We got something of an unusual keynote yesterday afternoon. Instead of a standard speech, Deneen Frazier Bowen performed her four character piece called “The Natives are Restless” (you may have seen it if you’ve attended other technology conferences).
The dramatization features her portrayal of three students (the digital natives) who explain to the audience how they use technology (and their dissatisfaction with school). All of this is bookended by a teacher who very much wrapped up in data about kids relate to technology.
Bowen does a very nice job with this rather frantic presentation but, for some reason, it fell a little flat with me. I left feeling as if I missed something. Maybe I just don’t do well with allegory.
However, some of the missing pieces were filled in during a session this morning in which Bowen discussed where the characters came from.
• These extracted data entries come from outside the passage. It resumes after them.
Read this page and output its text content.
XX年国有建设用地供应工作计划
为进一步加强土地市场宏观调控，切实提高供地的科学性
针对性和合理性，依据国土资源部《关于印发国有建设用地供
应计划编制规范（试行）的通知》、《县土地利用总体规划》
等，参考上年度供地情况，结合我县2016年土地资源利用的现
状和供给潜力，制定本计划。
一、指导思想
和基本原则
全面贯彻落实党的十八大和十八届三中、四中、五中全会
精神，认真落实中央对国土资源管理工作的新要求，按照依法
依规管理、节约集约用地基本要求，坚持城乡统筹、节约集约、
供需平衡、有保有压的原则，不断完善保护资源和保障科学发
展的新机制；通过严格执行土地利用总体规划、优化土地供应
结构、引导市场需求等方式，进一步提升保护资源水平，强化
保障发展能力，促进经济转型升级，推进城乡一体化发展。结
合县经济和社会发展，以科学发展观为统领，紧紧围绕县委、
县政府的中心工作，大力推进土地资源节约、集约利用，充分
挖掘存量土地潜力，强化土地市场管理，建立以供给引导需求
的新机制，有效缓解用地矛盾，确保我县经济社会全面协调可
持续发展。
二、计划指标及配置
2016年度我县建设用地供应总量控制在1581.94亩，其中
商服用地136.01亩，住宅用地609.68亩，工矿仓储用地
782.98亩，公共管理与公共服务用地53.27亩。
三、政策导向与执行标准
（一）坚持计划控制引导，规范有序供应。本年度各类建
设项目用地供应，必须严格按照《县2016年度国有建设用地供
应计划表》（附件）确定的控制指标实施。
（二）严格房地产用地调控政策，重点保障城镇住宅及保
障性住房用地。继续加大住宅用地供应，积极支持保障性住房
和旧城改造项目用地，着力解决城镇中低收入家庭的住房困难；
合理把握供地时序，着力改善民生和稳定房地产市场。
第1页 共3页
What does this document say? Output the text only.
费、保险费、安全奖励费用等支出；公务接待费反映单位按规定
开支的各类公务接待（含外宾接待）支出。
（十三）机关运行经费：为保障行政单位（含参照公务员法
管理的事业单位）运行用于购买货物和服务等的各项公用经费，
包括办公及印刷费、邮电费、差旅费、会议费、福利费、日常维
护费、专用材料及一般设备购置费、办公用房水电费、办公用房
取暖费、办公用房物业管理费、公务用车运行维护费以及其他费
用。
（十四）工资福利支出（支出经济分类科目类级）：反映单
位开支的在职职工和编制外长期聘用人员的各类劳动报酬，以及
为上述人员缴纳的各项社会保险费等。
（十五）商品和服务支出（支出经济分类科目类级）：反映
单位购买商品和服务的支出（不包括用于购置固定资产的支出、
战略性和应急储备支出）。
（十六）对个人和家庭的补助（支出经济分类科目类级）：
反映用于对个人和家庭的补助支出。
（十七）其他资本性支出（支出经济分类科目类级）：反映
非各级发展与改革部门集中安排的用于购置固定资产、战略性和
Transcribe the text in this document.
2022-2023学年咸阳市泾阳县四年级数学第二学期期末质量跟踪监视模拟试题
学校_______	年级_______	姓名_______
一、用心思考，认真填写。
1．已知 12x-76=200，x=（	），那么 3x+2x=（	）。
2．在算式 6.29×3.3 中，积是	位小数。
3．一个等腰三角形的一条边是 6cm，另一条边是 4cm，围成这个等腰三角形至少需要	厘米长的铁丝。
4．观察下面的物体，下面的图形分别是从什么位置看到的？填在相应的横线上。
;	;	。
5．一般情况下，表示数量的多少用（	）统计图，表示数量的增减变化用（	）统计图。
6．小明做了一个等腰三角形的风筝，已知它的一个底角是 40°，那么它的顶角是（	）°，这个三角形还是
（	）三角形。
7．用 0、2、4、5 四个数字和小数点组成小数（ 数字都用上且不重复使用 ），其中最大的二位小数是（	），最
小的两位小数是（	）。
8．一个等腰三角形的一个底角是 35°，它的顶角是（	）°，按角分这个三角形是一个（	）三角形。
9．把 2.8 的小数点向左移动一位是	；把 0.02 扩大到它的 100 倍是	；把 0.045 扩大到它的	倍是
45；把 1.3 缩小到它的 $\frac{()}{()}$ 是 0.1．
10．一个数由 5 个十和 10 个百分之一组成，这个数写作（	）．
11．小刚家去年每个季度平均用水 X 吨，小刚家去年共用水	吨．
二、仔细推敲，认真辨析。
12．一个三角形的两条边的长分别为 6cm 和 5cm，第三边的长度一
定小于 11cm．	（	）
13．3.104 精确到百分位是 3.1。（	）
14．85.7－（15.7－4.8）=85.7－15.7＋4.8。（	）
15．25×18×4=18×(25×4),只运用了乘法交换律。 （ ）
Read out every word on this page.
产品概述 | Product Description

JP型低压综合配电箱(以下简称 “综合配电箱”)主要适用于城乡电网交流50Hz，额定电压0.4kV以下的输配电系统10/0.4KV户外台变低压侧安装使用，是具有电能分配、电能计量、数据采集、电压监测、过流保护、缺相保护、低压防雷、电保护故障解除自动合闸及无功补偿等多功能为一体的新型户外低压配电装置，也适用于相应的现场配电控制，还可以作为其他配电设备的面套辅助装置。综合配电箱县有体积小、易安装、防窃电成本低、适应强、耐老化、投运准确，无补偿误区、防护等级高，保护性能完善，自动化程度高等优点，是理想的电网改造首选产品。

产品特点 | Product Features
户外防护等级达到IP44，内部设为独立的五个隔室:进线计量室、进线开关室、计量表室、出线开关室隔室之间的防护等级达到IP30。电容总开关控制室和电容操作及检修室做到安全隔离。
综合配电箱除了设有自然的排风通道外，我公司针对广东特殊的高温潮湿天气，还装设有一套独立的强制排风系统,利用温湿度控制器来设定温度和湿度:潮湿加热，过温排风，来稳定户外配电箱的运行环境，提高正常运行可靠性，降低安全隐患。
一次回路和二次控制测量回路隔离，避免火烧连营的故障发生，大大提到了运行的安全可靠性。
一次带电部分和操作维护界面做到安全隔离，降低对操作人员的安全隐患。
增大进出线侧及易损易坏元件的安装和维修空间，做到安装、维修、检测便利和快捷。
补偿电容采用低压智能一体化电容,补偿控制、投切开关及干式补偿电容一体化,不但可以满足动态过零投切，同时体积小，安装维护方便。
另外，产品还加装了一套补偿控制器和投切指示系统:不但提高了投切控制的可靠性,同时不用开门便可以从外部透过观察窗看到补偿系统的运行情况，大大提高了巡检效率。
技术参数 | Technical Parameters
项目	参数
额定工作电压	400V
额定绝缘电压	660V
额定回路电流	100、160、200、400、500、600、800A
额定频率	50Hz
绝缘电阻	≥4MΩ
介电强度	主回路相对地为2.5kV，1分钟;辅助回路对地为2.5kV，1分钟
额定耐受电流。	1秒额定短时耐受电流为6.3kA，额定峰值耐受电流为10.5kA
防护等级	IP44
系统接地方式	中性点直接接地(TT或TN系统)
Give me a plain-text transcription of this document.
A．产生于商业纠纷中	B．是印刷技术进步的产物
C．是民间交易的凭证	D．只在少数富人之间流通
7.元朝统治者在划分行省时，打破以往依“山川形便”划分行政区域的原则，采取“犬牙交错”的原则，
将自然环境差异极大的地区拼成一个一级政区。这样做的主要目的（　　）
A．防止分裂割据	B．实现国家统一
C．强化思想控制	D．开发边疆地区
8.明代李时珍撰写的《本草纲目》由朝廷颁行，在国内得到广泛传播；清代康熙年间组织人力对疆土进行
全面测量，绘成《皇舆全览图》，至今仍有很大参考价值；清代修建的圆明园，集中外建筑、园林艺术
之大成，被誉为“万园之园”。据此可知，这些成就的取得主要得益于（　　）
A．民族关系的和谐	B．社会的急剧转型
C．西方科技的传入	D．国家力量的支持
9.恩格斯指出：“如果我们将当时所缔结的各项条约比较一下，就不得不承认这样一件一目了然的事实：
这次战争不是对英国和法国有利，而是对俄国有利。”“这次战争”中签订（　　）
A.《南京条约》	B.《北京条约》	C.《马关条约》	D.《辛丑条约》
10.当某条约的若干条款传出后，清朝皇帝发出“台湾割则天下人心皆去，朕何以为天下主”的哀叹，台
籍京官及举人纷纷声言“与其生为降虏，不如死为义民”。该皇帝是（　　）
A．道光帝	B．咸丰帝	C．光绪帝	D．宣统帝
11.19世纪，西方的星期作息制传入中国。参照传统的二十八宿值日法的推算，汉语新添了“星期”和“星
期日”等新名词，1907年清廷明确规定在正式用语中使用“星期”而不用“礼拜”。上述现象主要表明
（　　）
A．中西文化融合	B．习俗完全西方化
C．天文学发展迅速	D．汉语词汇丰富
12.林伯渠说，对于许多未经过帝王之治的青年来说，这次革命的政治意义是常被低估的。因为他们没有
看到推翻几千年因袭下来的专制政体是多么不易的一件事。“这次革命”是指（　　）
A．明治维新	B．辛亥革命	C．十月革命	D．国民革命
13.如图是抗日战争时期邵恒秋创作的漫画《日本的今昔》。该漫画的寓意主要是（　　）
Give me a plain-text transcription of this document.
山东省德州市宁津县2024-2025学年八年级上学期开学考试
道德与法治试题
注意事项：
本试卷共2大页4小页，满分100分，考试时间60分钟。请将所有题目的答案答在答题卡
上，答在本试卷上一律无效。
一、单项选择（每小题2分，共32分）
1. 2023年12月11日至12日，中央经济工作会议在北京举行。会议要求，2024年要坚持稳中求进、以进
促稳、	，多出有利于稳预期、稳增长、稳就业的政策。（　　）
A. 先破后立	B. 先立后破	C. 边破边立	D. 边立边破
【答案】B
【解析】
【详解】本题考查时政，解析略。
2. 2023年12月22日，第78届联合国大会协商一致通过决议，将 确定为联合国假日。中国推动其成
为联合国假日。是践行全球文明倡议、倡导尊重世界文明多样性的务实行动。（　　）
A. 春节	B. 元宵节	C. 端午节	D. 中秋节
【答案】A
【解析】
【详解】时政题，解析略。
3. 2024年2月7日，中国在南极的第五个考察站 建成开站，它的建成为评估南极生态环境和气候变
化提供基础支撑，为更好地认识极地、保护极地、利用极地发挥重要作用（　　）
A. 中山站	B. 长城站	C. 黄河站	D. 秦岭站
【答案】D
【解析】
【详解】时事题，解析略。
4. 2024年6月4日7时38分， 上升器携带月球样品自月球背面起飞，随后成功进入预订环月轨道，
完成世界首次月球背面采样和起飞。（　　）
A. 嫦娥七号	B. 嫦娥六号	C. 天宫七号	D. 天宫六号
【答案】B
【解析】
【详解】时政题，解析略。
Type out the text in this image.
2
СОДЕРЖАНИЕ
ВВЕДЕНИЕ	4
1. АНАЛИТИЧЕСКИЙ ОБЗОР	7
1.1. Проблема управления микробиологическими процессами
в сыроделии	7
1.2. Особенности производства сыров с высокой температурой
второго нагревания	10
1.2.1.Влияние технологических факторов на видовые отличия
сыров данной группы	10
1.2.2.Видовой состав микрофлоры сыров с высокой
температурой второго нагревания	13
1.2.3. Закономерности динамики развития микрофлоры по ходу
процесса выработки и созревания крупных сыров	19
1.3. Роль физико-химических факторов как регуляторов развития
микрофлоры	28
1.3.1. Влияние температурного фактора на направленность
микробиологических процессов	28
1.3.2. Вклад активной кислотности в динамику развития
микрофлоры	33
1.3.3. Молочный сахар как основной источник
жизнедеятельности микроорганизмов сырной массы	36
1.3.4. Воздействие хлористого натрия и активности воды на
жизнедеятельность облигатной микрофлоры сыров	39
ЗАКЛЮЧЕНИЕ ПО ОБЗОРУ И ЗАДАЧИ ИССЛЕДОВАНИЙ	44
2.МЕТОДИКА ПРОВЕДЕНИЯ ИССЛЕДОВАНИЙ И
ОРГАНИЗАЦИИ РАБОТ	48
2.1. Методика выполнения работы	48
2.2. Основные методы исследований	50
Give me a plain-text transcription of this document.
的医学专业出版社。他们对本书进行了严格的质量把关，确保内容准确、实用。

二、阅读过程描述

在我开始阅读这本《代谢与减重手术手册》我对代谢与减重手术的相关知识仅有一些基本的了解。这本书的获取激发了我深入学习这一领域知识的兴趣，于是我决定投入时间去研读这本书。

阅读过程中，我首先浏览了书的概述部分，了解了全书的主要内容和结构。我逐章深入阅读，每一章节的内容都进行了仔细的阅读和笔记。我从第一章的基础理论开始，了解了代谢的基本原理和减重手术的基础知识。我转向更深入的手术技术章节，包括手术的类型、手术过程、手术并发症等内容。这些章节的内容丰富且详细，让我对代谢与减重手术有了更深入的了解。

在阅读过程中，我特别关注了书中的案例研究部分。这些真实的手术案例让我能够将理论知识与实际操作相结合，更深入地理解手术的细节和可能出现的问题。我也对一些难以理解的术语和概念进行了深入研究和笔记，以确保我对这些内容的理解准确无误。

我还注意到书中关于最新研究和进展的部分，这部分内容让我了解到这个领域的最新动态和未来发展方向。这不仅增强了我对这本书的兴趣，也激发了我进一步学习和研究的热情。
At the same time she also reinforced some excellent points about the communications disconnect between teachers and students.
She’s very right that we adults talk a lot among ourselves about what technologies to use in schools but we rarely invite the kids to join the process. But we do the same thing with almost every other aspect of education.
That point was really driven home when Bowen showed a list from the American School Boards Journal offering the top ten ways to make schools great places to learn and work.
The only place students are mentioned is number 6: Deal with student discipline. Number 8 is “Ask employees what’s going on.”
What about asking the kids? How can we make decisions about teaching and learning while leaving out the people most impacted by those decisions?